Sunday, September 8, 2013

Latin Proverbs and Fables Round-Up: September 8

Here is a round-up of today's proverbs and fables - and for previous posts, check out the Bestiaria Latina Blog archives. You can keep up with the latest posts by using the RSS feed, or you might prefer to subscribe by email.

HODIE (Roman Calendar): ante diem sextum Idus Septembres.

MYTHS and LEGENDS: The art image for today's legend shows Circe and Scylla; you can also see the legends for the current week listed together here.


TINY MOTTOES: Today's tiny motto is: Perseveranti dabitur (English: To the one who perseveres, it will be given).

3-WORD PROVERBS: Today's 3-word verb-less proverb is Durum omnibus placere (English: It is hard to please everybody)

AUDIO PROVERBS: Today's audio Latin proverb is Tangor, non frangor, ab undis (English: I am touched but not broken by the waves).

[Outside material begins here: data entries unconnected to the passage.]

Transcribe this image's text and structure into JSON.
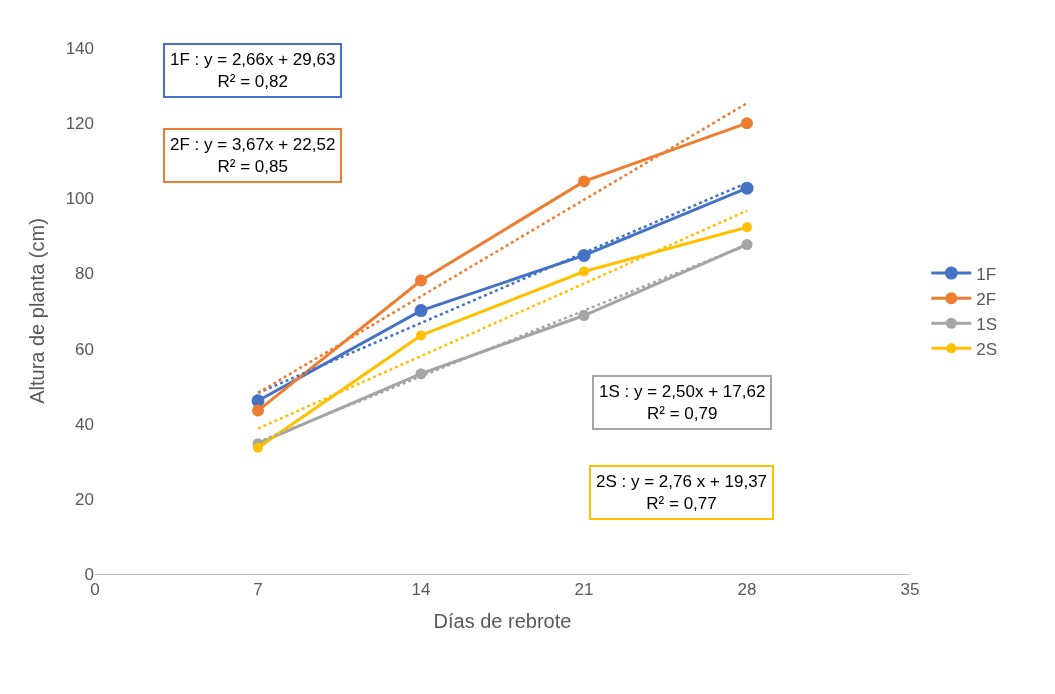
{
  "chart_data": {
    "type": "line",
    "xlabel": "Días de rebrote",
    "ylabel": "Altura de planta (cm)",
    "x": [
      7,
      14,
      21,
      28
    ],
    "series": [
      {
        "name": "1F",
        "color": "#4472c4",
        "values": [
          46.1,
          70.1,
          84.8,
          102.7
        ]
      },
      {
        "name": "2F",
        "color": "#ed7d31",
        "values": [
          43.5,
          78.1,
          104.5,
          120.0
        ]
      },
      {
        "name": "1S",
        "color": "#a5a5a5",
        "values": [
          34.7,
          53.3,
          68.8,
          87.7
        ]
      },
      {
        "name": "2S",
        "color": "#ffc000",
        "values": [
          33.6,
          63.5,
          80.5,
          92.3
        ]
      },
      {
        "type": "line",
        "color": "#4472c4",
        "values": [
          48.2,
          66.8,
          85.5,
          104.1
        ],
        "line_style": "dotted",
        "marker": "none"
      },
      {
        "type": "line",
        "color": "#ed7d31",
        "values": [
          48.2,
          73.9,
          99.6,
          125.3
        ],
        "line_style": "dotted",
        "marker": "none"
      },
      {
        "type": "line",
        "color": "#a5a5a5",
        "values": [
          35.1,
          52.6,
          70.1,
          87.6
        ],
        "line_style": "dotted",
        "marker": "none"
      },
      {
        "type": "line",
        "color": "#ffc000",
        "values": [
          38.7,
          58.0,
          77.3,
          96.7
        ],
        "line_style": "dotted",
        "marker": "none"
      }
    ],
    "xlim": [
      0,
      35
    ],
    "xticks": [
      0,
      7,
      14,
      21,
      28,
      35
    ],
    "ylim": [
      0,
      140
    ],
    "yticks": [
      0,
      20,
      40,
      60,
      80,
      100,
      120,
      140
    ],
    "grid": false,
    "legend": "right",
    "marker": "circle",
    "line_style": "solid",
    "annotations": [
      "1F : y = 2,66x + 29,63\nR² = 0,82",
      "2F : y = 3,67x + 22,52\nR² = 0,85",
      "1S : y = 2,50x + 17,62\nR² = 0,79",
      "2S : y = 2,76 x + 19,37\nR² = 0,77"
    ]
  }
}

To read a brief essay about this proverb and to listen to the audio, visit the Latin Via Proverbs blog.

PUBLILIUS SYRUS: Today's proverb from Publilius Syrus is: Cuivis dolori remedium est patientia (English: Patience is a remedy for any kind of grief).

ERASMUS' ANIMALS: Today's animal proverb from Erasmus is Hydrus in dolio (English: There's a snake in the jar; from Adagia 3.10.98 - The story goes that a man was puzzled by the way the wine level in a sealed jar kept going down, if no one was draining the wine from the outside; at the bottom of the jar there was a water-snake, and it had been drinking the wine).

BREVISSIMA: The distich poster for today is Fortuna Vocor. Click here for a full-sized view; the poem has a vocabulary list and an English translation, too.

And here are today's proverbial LOLcats:


FABULAE FACILES: The fable from the Fabulae Faciles widget is Graculus et Avarus, a wonderful fable about a thieving bird and a greedy man (this fable has a vocabulary list).

MILLE FABULAE: The fable from the Mille Fabulae et Una widget is Mare et Agricola, a story in which the sea speaks up for herself.

Mare et Vox Eius

Greek Bible Art - and Latin and English, too. Below is one of my Greek Bible Art graphics; for the individual Greek, Latin and English versions of the graphic, see the blog post: ἀποκτενῶ σε καὶ ἀφελῶ τὴν κεφαλήν σου ἀπὸ σοῦ. Percutiam te, et auferam caput tuum a te. I will smite thee, and take thing head from thee.

Myth and Folklore Books. I'm accumulating some book recommendations for the classes I teach and wanted to share them here. Today's book is Eastern Tales by Many Story Tellers by Laura Valentine; you can see the table of contents here. This is a free Amazon Kindle eBook, and you don't need a Kindle to read it - you can read Kindle books on any computer or mobile device, or you can use the Amazon Cloud Reader in your browser.